Saturday, March 7, 2009
Michael Green (Wake Forest) has posted on SSRN Second Thoughts on Asbestos Apportionment. Here is the abstract:
Ordinary principles of apportionment of liability among multiple parties calls for first determining which parties caused which portions of the harm suffered by the claimant. If all parties were a cause of the same harm, then apportionment can proceed on the basis of comparative responsibility of the parties. This principle is derived from the basic requirement that parties are only liable for harm that their tortious conduct causes.
If any of the parties caused only a portion of the claimant's harm, then causal apportionment must precede apportionment based on comparative responsibility. The author had applied these two tenets of apportionment to asbestos litigation in a previous article. See A Future for Asbestos Apportionment?, 12 Conn. Ins. L.J. 315 (2006).

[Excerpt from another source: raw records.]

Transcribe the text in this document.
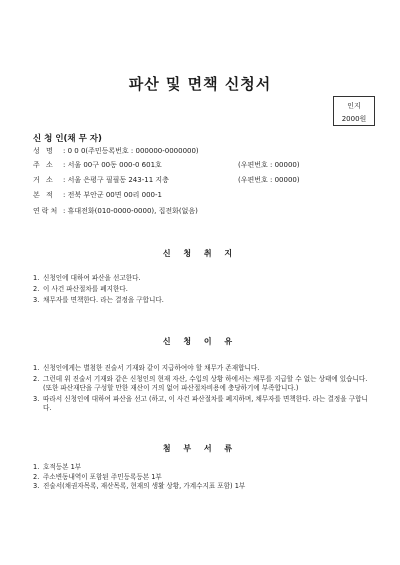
파산 및 면책 신청서
인지
2000원
신 청 인(채 무 자)
성 명 : 0 0 0(주민등록번호 : 000000-0000000)
주 소 : 서울 00구 00동 000-0 601호	(우편번호 : 00000)
거 소 : 서울 은평구 필필동 243-11 지층	(우편번호 : 00000)
본 적 : 전북 부안군 00면 00리 000-1
연락처 : 휴대전화(010-0000-0000), 집전화(없음)
신 청 취 지
1. 신청인에 대하여 파산을 선고한다.
2. 이 사건 파산절차를 폐지한다.
3. 채무자를 면책한다. 라는 결정을 구합니다.
신 청 이 유
1. 신청인에게는 별첨한 진술서 기재와 같이 지급하여야 할 채무가 존재합니다.
2. 그런데 위 진술서 기재와 같은 신청인의 현재 자산, 수입의 상황 하에서는 채무를 지급할 수 없는 상태에 있습니다. (또한 파산재단을 구성할 만한 재산이 거의 없어 파산절차비용에 충당하기에 부족합니다.)
3. 따라서 신청인에 대하여 파산을 선고 (하고, 이 사건 파산절차를 폐지하며, 채무자를 면책한다. 라는 결정을 구합니다.
첨 부 서 류
1. 호적등본 1부
2. 주소변동내역이 포함된 주민등록등본 1부
3. 진술서(채권자목록, 재산목록, 현재의 생활 상황, 가계수지표 포함) 1부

On reflection, this article (and author) concludes that general apportionment principles should not be applied to asbestos litigation. Because of gaps in scientific understanding about the progression of asbestotic disease and the contribution of any discrete exposure in that progression, apportionment on basic principles is highly problematic, unless artificial and unrealistic assumptions are made. Even then, such apportionment entails unacceptable inefficiencies. Instead, apportionment among multiple defendants should proceed on the basis of risk contribution, a method adopted by both the California Supreme Court and the House of Lords in England.